As a hydrologist, Parolari studies the movement, stream flow, and quantities of the water. Experts have found that bacteria found in sewage can cause stomach and gastrointestinal illnesses. Industrial pollutants, such as metals and PCBs, can be associated with cancers, delay development in kids, kidney and liver problems and more. 

But Milwaukee is not the only city with that type of contamination. The ten most endangered rivers of 2021 cites pollution as the most common issue amongst their list. 

“These sort of industrial legacy pollutants are being addressed in a number of places across our country now,” Parolari says. “It’s been a very long and expensive process, but people are making efforts to improve rivers and water quality.”

He says that Milwaukee has worked to solve this problem by building a deep tunnel that stores all that sewage, and now almost all wastewater produced in the city is being treated. 

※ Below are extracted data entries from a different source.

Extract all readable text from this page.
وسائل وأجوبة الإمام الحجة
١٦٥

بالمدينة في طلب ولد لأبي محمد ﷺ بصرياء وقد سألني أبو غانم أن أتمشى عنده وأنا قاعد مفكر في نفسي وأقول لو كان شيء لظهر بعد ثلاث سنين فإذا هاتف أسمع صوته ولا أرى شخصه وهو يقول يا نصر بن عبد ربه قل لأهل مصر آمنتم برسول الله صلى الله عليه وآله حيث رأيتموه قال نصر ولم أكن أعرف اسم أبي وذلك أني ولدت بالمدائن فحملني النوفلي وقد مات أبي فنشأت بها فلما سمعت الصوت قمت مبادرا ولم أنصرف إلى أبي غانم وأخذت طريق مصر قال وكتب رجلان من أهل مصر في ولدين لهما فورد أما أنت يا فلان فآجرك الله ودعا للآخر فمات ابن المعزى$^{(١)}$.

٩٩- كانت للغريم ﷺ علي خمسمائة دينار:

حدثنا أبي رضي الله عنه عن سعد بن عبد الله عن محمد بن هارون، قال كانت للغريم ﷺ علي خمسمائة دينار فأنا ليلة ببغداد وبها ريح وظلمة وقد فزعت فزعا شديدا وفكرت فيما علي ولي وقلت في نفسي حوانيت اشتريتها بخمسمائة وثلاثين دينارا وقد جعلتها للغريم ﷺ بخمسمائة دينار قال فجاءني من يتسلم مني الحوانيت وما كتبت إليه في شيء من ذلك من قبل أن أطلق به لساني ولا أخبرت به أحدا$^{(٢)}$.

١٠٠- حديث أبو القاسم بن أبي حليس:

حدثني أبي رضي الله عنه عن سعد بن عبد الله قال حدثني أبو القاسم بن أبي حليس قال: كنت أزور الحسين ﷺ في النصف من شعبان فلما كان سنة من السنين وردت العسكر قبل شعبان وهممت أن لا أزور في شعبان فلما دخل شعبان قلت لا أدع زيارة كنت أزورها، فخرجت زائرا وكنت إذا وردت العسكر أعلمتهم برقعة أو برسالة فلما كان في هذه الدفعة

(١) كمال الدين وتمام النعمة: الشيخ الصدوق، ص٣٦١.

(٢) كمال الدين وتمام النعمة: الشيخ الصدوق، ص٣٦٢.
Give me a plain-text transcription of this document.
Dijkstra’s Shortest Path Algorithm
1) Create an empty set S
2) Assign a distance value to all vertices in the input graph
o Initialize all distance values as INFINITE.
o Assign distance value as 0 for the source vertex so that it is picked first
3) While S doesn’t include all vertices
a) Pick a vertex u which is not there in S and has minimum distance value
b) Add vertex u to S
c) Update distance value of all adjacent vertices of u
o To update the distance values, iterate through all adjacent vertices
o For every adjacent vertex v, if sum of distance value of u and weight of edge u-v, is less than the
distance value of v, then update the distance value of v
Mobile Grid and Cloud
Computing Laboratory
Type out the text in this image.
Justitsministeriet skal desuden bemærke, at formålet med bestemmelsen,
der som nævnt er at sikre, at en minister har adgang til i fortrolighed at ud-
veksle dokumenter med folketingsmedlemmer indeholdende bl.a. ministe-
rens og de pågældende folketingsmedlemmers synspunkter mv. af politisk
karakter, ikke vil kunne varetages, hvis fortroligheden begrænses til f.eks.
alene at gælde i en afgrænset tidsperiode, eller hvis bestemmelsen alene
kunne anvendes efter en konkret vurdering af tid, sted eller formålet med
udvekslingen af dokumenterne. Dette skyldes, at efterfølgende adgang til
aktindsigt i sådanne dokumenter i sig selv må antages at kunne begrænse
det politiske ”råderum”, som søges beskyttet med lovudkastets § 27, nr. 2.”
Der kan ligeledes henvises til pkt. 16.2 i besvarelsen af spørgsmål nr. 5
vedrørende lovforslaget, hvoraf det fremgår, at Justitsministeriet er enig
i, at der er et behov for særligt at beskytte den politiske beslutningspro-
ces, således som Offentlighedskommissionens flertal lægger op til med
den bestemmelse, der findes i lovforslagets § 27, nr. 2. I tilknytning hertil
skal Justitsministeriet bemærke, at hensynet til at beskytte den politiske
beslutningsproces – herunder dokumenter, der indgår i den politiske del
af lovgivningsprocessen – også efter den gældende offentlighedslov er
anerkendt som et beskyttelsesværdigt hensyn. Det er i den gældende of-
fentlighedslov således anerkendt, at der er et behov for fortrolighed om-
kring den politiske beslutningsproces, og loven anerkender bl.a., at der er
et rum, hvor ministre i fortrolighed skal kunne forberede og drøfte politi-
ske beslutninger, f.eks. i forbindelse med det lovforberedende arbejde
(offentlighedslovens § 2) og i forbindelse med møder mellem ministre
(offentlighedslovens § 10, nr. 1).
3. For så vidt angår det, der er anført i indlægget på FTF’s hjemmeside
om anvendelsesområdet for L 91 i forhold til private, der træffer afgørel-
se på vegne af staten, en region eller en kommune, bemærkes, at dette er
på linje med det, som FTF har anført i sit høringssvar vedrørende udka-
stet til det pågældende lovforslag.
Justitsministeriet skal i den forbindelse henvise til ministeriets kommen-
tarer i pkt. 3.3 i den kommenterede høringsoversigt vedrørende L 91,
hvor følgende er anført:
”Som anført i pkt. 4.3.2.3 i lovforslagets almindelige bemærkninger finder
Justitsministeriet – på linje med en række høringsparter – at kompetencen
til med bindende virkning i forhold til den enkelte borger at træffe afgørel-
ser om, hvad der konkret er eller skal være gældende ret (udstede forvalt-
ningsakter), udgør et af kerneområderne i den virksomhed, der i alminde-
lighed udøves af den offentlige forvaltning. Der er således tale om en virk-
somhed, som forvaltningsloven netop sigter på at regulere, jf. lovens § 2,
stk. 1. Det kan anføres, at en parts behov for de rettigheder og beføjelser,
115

Parolari says since this “deep tunnel” system was put in place in 1993, Milwaukee has reduced about 97% of the total volume of combined sewage overflow.  

“As long as a community we recognize these issues are there and we recognize it’s important to have scientists and engineers working on them and there’s money available to improve the system, then yeah I have lots of hope that things will get better and we’ll be able to protect the rivers,” Parolari says.

Impact of weather

Beyond contaminants, members who use the rivers are also affected by a number of other factors. Severe weather is a big factor.

For the Marquette rowing team, lightning storms, high wind level and frigid temperatures all affect their ability to get on the water. The current can also pose a challenge.

“In the last three years actually with the heavy rains in the fall, we’ve actually been held off the water on perfectly clear sunny days because the current is actually too high for us to row safely,” Schilling says. 

Indoor practice is often the result, but this comes as a loss to rowers.

“The biggest disadvantage [of practicing inside] is you lose what we call ‘boat feel,'” Schilling says. “And that is literally feeling what the boat is doing and how its moving underneath you. The machines can’t replicate all of it.”

There is a community built around the waterways of Milwaukee. Actions of restoration and attention to climate changes is what will allow these rivers to continue serving the community.

“I’ve been drawn to the water, and I love being outdoors and I love working hard with my teammates,” James Kuchera, a junior of the Opus College of Engineering and rowing team members, says. “Our water time is what really brings us together, gets us off campus, and gets us outside in the morning … We are definitely really privileged to have access to our water here. And really, I always have my eyes out and hoping for spring to come a little sooner.”